Since strike mandates for private companies at federal level are only valid for 60 days, and there were delays on the CIRB side, the union was obliged to propose a second strike mandate.
The union is opposed to various demands from the two major companies. On the one hand, the CPKC is seeking to cut costs—increasing profits in the process—by removing all worker fatigue protections from the collective agreement. This would allow managers to force employees to work longer hours, despite their lack of rest.
According to the union, this change would not only affect working conditions, but also increase the risk of accidents or even derailments. Indeed, you don't have to go back very far to find examples of what penny-pinching can do to rail transport.

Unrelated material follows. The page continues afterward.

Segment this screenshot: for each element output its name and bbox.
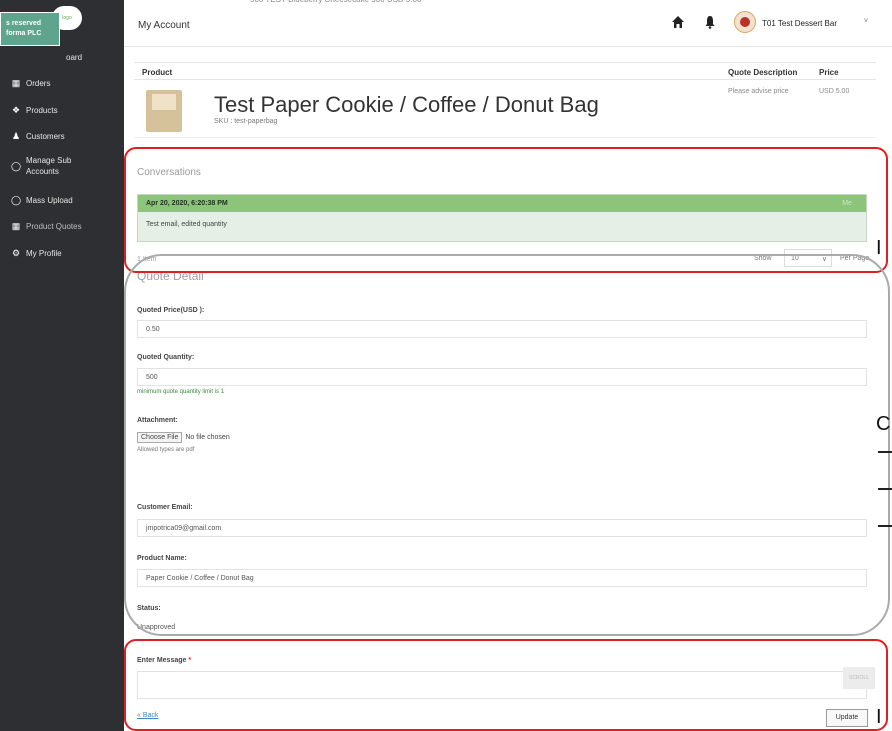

In his 2013 report The Lac-Mégantic Disaster-Where Does the Buck Stop?, Bruce Campbell explains that, after its creation through a merger of several companies, Montreal-Maine-and-Atlantic, the company that ran the train that exploded, “embarked on a drastic cost-cutting exercise, laying off staff and reducing wages, in an effort to turn a profit.”
In a 2007 article, lawyer and rail engineer Wayne Benedict was already calling on the government to urgently raise rail company standards.
According to him, “for private rail companies, whose raison d'être is to make maximum profits, costly investments in safety […] will always be subordinate to other competitive factors when subjected to cost-benefit analysis.”
And that's what happened in July 2013, killing 47 people and destroying the community of Lac-Mégantic. Yet the trend in the industry seems to continue.
So, on the other hand, the CN only aims to remove some of the fatigue conditions, but in exchange demands the right to force workers to “travel across the country for extended periods to fill labour shortages in remote areas of Canada” as well as “extended workdays in all provinces west of Ontario”.
According to the TCRC, CN and CKPC's approach is not only ineffective in solving their labour shortage problems, but also endangers their workers and diminishes their working conditions:
“Compromising rail safety, or even threatening to separate families for months at a time, is not a solution to labour shortage problems.” For the union, it's the humanization of work and good conditions that will solve the industry's problems.